Something new in Middle East

Submitted by AWL on 23 July, 2003 - 10:34

Mark Osborn’s “alternative analysis” (Solidarity 3/32) of the Middle East “roadmap” misses all the important points.

He does, however, give the reader fair warning, right at the start, with his series of dogmatic assertions, that that is what he is likely to do.

The editorial (Solidarity 3/31) attempted to analyse and report on the document (“the roadmap”) and assess what may be new in the situation registered in the document and in the unwonted American postures behind it.

The “alternative analysis” starts from dogmatic assumptions, indeed from one great a priori assumption: that the “roadmap” counts for nothing. That starting point sterilises the “alternative analysis”.

Things which the editorial lists as possibilities, or even probabilities—that it will all come to nothing, etc—Mark thinks should have been listed as certainties. He is more certain about everything here than I am about anything! “The Americans do not intend to force Israel to accept a sovereign, independent and viable state,” etc. He knows!
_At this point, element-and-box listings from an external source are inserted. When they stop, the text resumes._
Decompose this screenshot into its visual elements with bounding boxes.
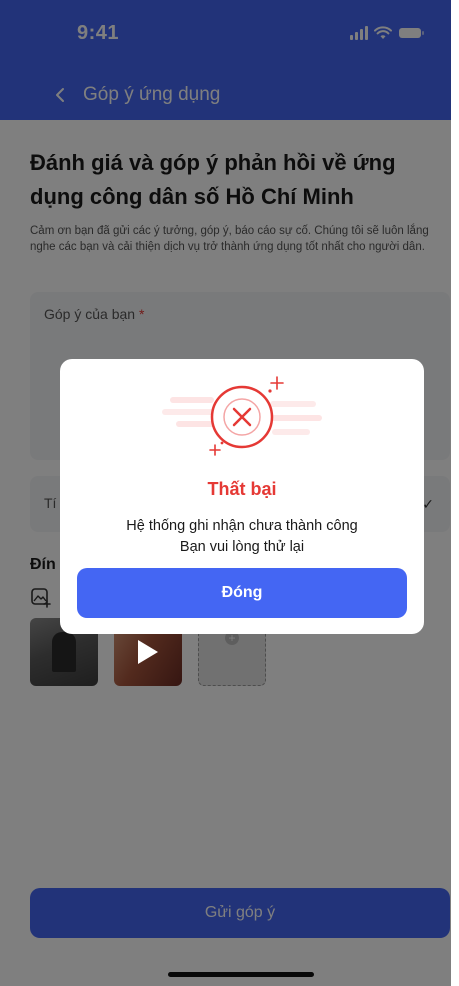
dialog-message-line-2: Bạn vui lòng thử lại	[179, 539, 305, 555]
error-dialog: Thất bại Hệ thống ghi nhận chưa thành cô…	[60, 359, 424, 634]
play-icon	[138, 640, 158, 664]
dialog-message-line-1: Hệ thống ghi nhận chưa thành công	[126, 518, 358, 534]
screen-edge	[451, 0, 459, 986]
app-screen: 9:41	[0, 0, 459, 986]
error-x-icon	[162, 365, 322, 461]
dialog-message: Hệ thống ghi nhận chưa thành công Bạn vu…	[60, 516, 424, 558]
close-dialog-button[interactable]: Đóng	[77, 568, 407, 618]
dialog-title: Thất bại	[207, 479, 277, 499]
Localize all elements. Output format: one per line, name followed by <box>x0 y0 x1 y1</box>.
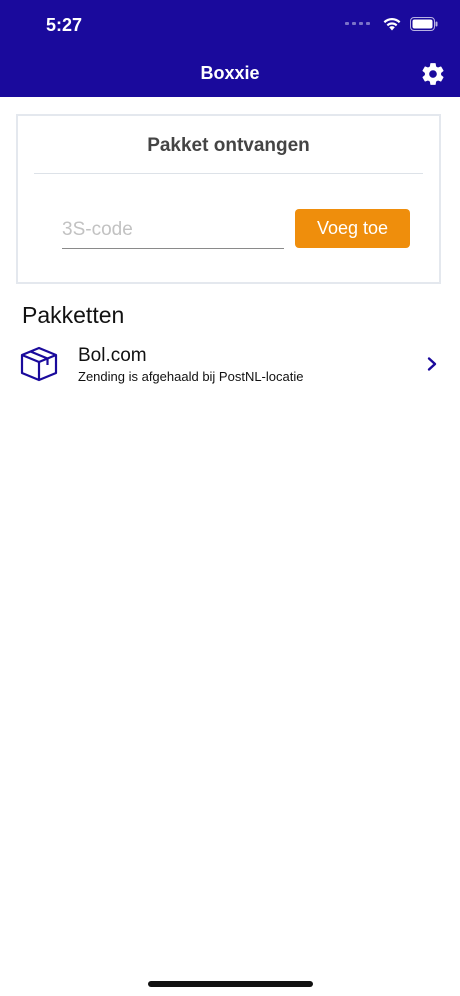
code-input[interactable] <box>62 212 284 249</box>
battery-icon <box>410 16 438 31</box>
card-divider <box>34 173 423 174</box>
package-box-icon <box>20 346 58 382</box>
add-button[interactable]: Voeg toe <box>295 209 410 248</box>
packages-section-title: Pakketten <box>22 302 125 328</box>
package-status: Zending is afgehaald bij PostNL-locatie <box>78 369 304 384</box>
cellular-signal-icon <box>345 22 370 25</box>
receive-package-card: Pakket ontvangen Voeg toe <box>16 114 441 284</box>
card-title: Pakket ontvangen <box>147 135 310 156</box>
package-name: Bol.com <box>78 345 147 366</box>
home-indicator[interactable] <box>148 981 313 987</box>
wifi-icon <box>383 17 401 31</box>
chevron-right-icon <box>427 357 437 371</box>
app-header: 5:27 Boxxie <box>0 0 460 97</box>
package-list-item[interactable]: Bol.com Zending is afgehaald bij PostNL-… <box>0 340 460 390</box>
app-screen: 5:27 Boxxie Pakket ontvangen Voeg toe <box>0 0 460 996</box>
gear-icon[interactable] <box>420 61 446 87</box>
app-title: Boxxie <box>200 63 260 83</box>
status-icons <box>345 16 438 31</box>
status-time: 5:27 <box>46 15 83 35</box>
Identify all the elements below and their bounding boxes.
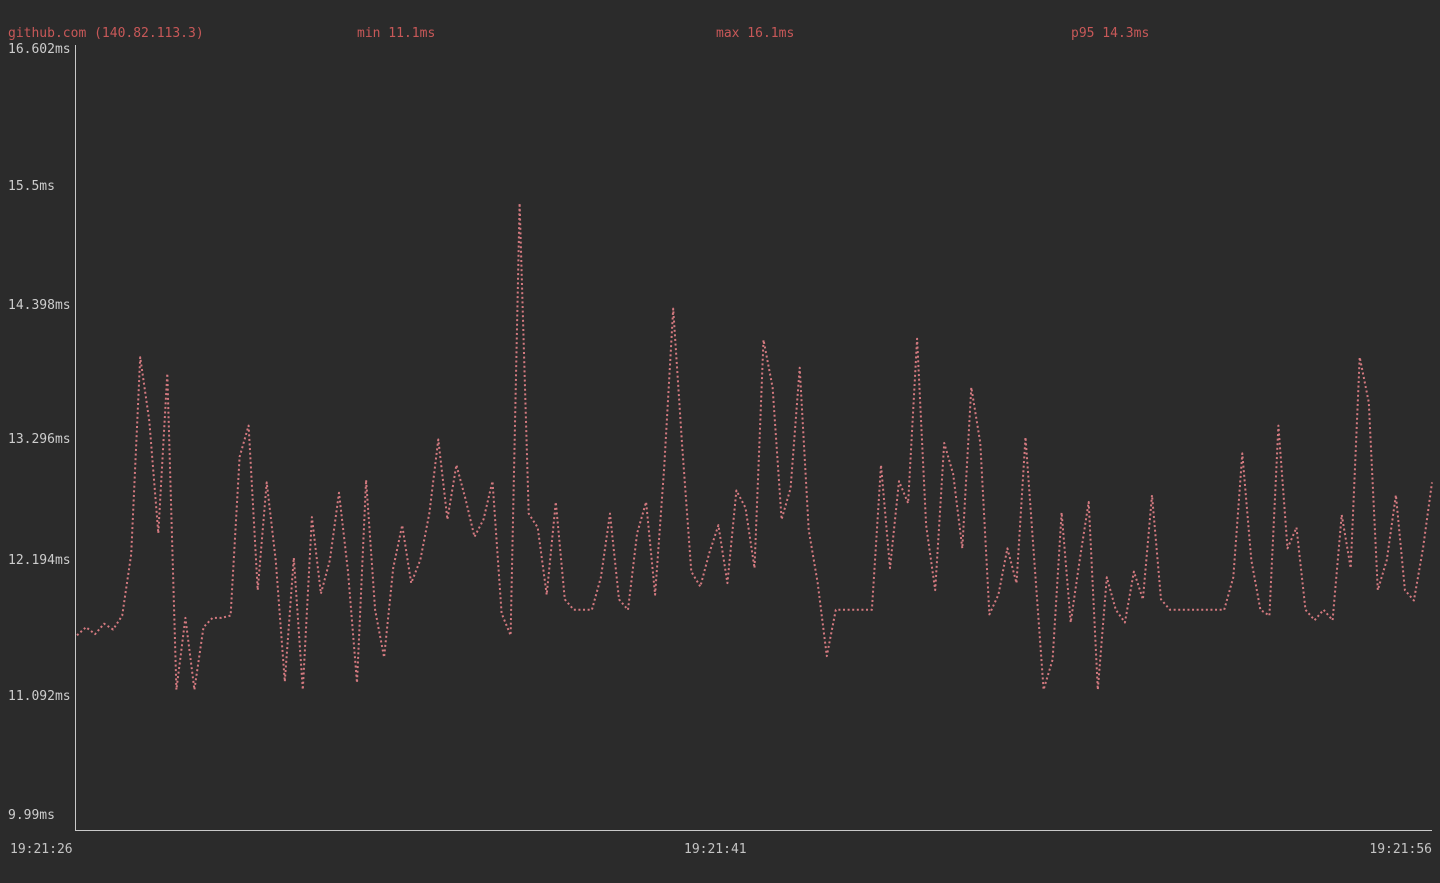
x-axis-label: 19:21:41 (684, 843, 747, 857)
latency-plot (0, 0, 1440, 883)
x-axis-label: 19:21:26 (10, 843, 73, 857)
gping-terminal-screen: github.com (140.82.113.3) min 11.1ms max… (0, 0, 1440, 883)
ping-series-path (77, 203, 1432, 690)
x-axis-label: 19:21:56 (1369, 843, 1432, 857)
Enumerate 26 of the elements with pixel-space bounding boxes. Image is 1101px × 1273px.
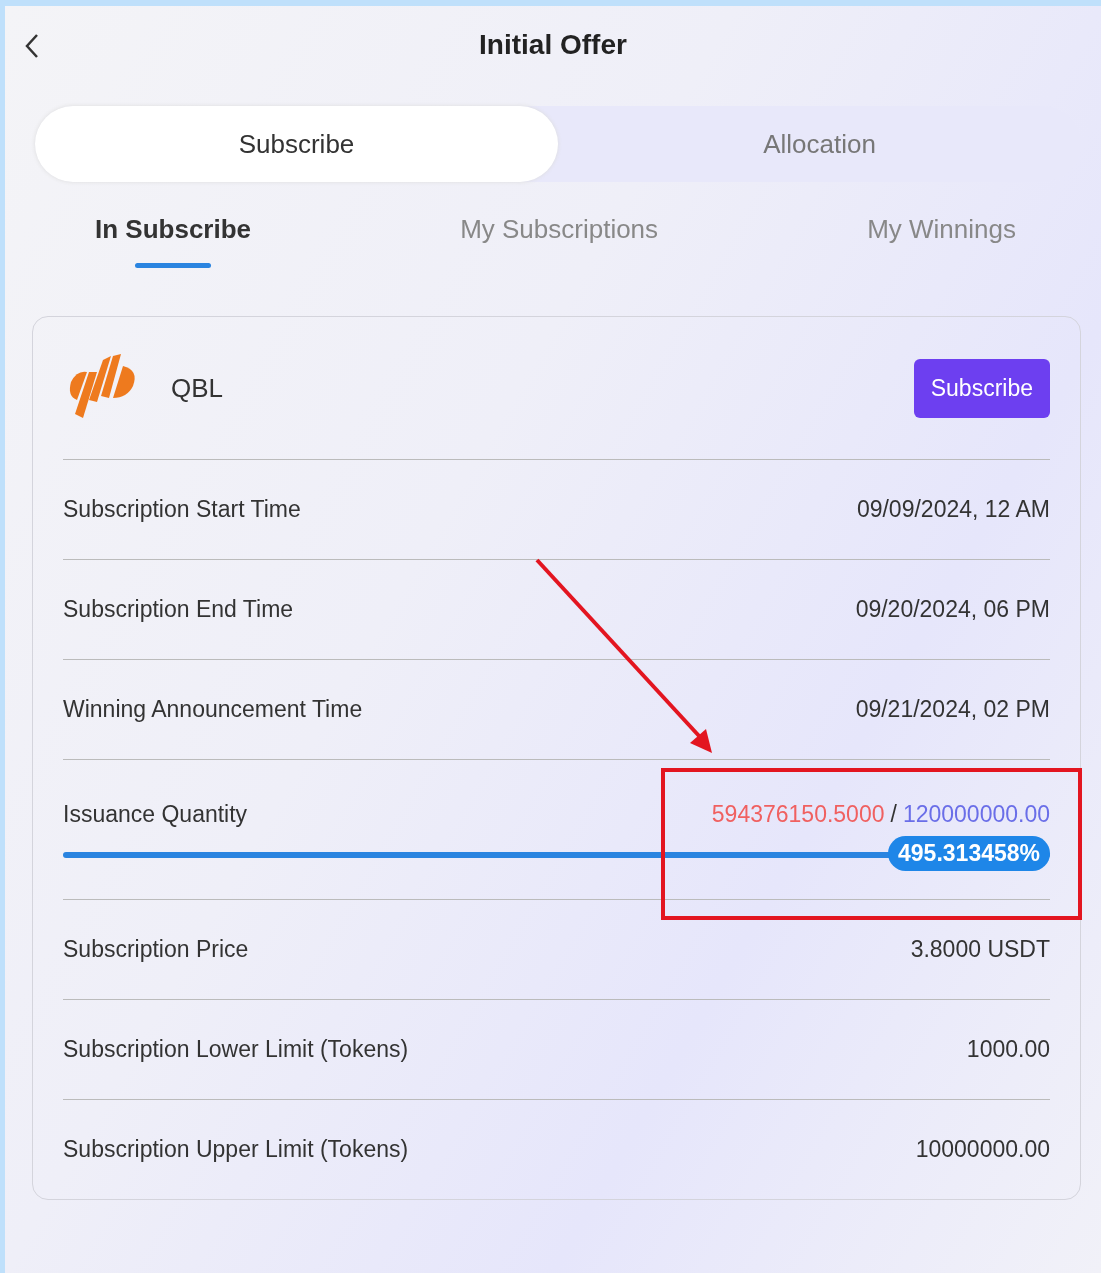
total-amount: 120000000.00 [902,801,1050,827]
row-value: 09/21/2024, 02 PM [855,696,1050,723]
subscribed-amount: 594376150.5000 [711,801,885,827]
slash-separator: / [890,801,897,827]
percent-badge: 495.313458% [888,836,1050,871]
row-label: Issuance Quantity [63,801,248,828]
row-value: 09/09/2024, 12 AM [856,496,1050,523]
row-label: Subscription Price [63,936,249,963]
tab[interactable]: My Subscriptions [460,202,659,268]
row-value: 09/20/2024, 06 PM [855,596,1050,623]
segment-tab[interactable]: Allocation [558,106,1081,182]
tab[interactable]: In Subscribe [95,202,252,268]
tab[interactable]: My Winnings [867,202,1016,268]
back-icon[interactable] [23,32,41,60]
row-value: 10000000.00 [915,1136,1050,1163]
row-label: Winning Announcement Time [63,696,363,723]
token-name: QBL [171,372,225,404]
page-title: Initial Offer [479,29,627,61]
row-label: Subscription Start Time [63,496,301,523]
segment-tab[interactable]: Subscribe [35,106,558,182]
row-value: 1000.00 [966,1036,1050,1063]
row-label: Subscription End Time [63,596,294,623]
subscribe-button[interactable]: Subscribe [913,358,1050,418]
row-label: Subscription Lower Limit (Tokens) [63,1036,409,1063]
row-label: Subscription Upper Limit (Tokens) [63,1136,409,1163]
row-value: 3.8000 USDT [910,936,1050,963]
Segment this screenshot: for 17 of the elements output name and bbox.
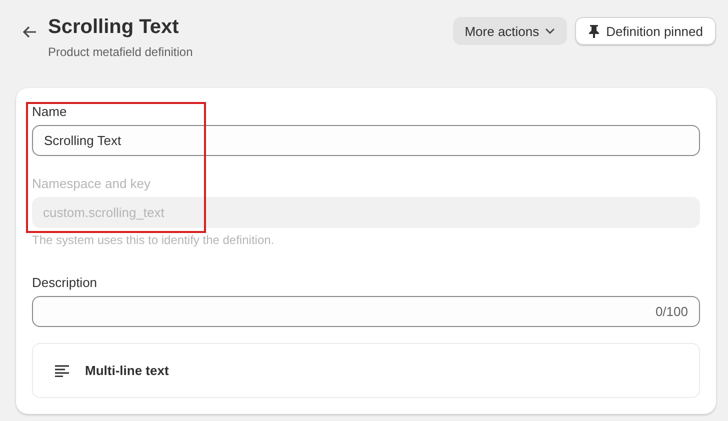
page-subtitle: Product metafield definition [48,45,193,59]
input-field: custom.scrolling_text [32,197,700,228]
field-label: Name [32,104,68,119]
help-text: The system uses this to identify the definition. [32,233,276,247]
field-label: Description [32,275,98,290]
input-field[interactable]: Scrolling Text [32,125,700,156]
page-title: Scrolling Text [48,16,180,39]
pin-button[interactable]: Definition pinned [575,17,716,45]
text-lines-icon [55,364,69,376]
pin-icon [588,24,600,38]
back-arrow-icon[interactable] [22,24,38,40]
character-counter: 0/100 [655,304,688,319]
more-actions-button[interactable]: More actions [452,17,568,45]
type-card[interactable]: Multi-line text [32,343,700,398]
input-field[interactable]: 0/100 [32,296,700,327]
chevron-down-icon [545,28,556,34]
field-label: Namespace and key [32,176,152,191]
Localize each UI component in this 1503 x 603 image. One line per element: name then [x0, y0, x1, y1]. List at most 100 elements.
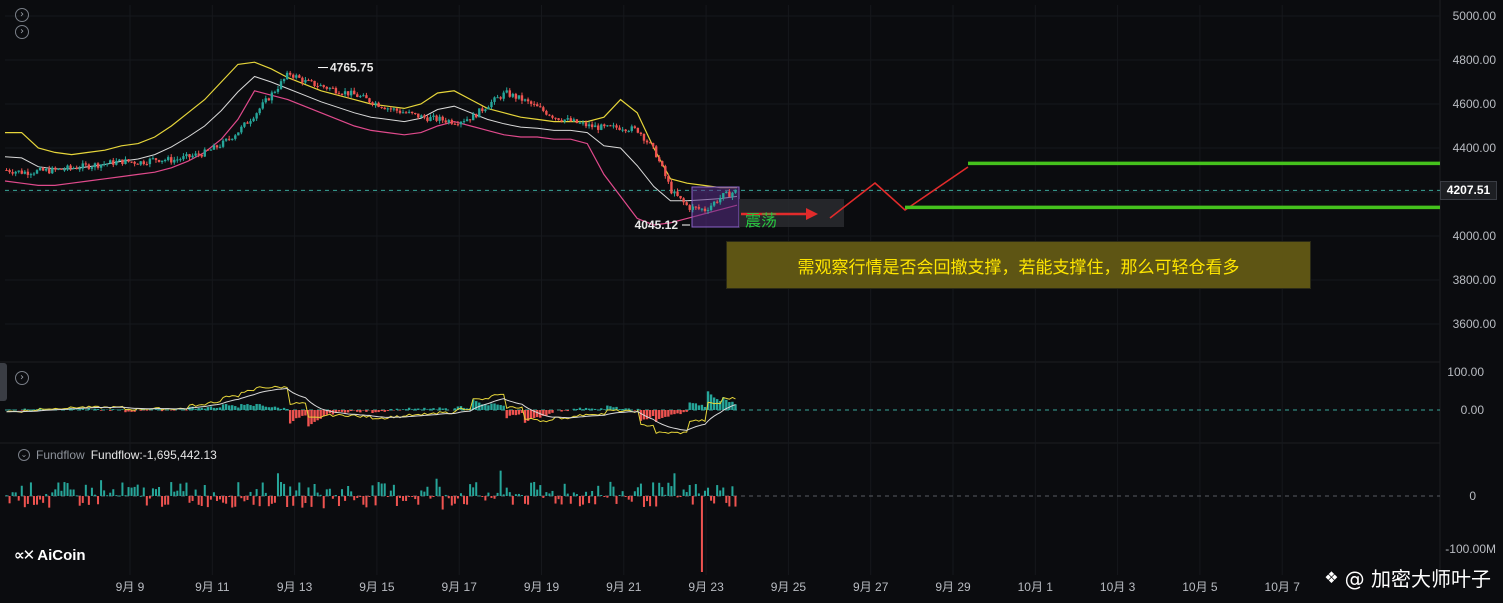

But it is not certain that the roadmap will count for nothing.

It does, plainly, talk about a sovereign Palestinian state with contiguous territory. If words mean anything, that rules out “bantustan” scenarios. This strong emphasis is new for the US. So is Bush’s subsequent face-to-face confrontation with Sharon where he is reported to have reiterated the demand for Palestinian freedom in a contiguous territory.

For sure, we shouldn’t trust Bush. But we should pay attention to what is going on in the world.
Either one analyses what is new in the roadmap, assumes that the formulas in the roadmap are there to serve some American purpose, and tries to think through what they might mean. Or else, rigidly looking at the past, one does what Mark Osborn does and dismisses it out of hand.

That approach would have saved Solidarity the space given to the editorial and Mark Osborn’s “alternative analysis”. It would, however, have rendered us dumb in more senses than one.

For a certainty there is something radically new in the Middle East now—the US drive to remodel Middle East politics, starting with Iraq. In their own direct interest, they must find some sort of settlement of the Israeli/Palestinian conflict—one that has at least the possibility of satisfying the Palestinians or a sizeable number of them.

That will satisfy Arab opinion throughout the region, or a weighty part of it.

That is the fundamental reason for taking their “roadmap” seriously. For thinking it can not be dismissed with a mind-weary backward-looking shrug as “more of the same”.

The Middle East cannot be “stabilised” without a solution to the Israel-Palestine conflict.
One of the foolish and historically ignorant assumptions that shapes the pseudo-left consensus on the Israel-Palestine question is the idea that Israel has been no more than a stooge of imperialism against the Arabs: and some, of course—Tam Dalyell recently, for example—think that America is only a stooge for “Israel”.

Mark Osborn’s piece is shot through with the mistaken idea that Sharon and Bush are on the Middle East politically identical, and the linked idea that “the Israeli chauvinists” in Bush’s entourage will serve Israeli interests—and Sharon’s version of Israel at that—rather than US interests.

If he follows through on that idea seriously he will find himself in company a lot stranger than poor old Tam…

It is these assumptions that render most of what Mark Osborn says beside the point.

In fact Israel, and before Israel the Jewish settlements, have been a major liability, first for the British and now for the US, which needs a Middle East Pax Americana.

As early as 1930 British politicians—Sydney Webb, then Colonial Secretary, and others—tried to get out of Britain’s 1917 commitment to a Jewish homeland in Palestine. On the eve of the Second World War, and all through the war and the Holocaust, Britain, intent on placating Arab opinion, turned savagely against Jews trying to flee for their lives from Europe to Palestine.

They refused them the right to land and interned those illegal immigrants they could catch.

Israel is now a major obstacle to US plans for the
Middle East; a solution to the Israel-Palestine conflict a necessity to them. Will they turn on Israel as the British after 1937 turned on the Jews? That is not impossible, though now it seems very improbable. They don’t need to.

Achieving the goals set out in the “roadmap”
would go a long way towards what they need.
Will the Bush administration persevere with it?

The answer is another question: will they
persevere in what they started to do with the Iraq war?

If the answer to the second question is yes, then yes, they will most likely persevere with the attempt to find a settlement between Israel and the Palestinians. They will have no choice.

It is improbable that we would think the settlement they might achieve one we could uncritically endorse. But that is another question entirely.

Will they succeed? I don’t know. But it is not certain that they will fail.

Mark Osborn insists: “They do not intend to use a great deal of force against Israel.” I agree. But where does the idea that they might “use a great deal of force against Israel” come from? He implies: from the Solidarity editorial. Nothing like that is in the editorial! Or in the roadmap it analysed.

Blind polemic and thoughtless, foolish rhetoric in lieu of analysis is a waste of everyone’s time—here in the first place of Mark Osborn. It wouldn’t have been a proper response to the roadmap either. Try re-reading the editorial, Mark!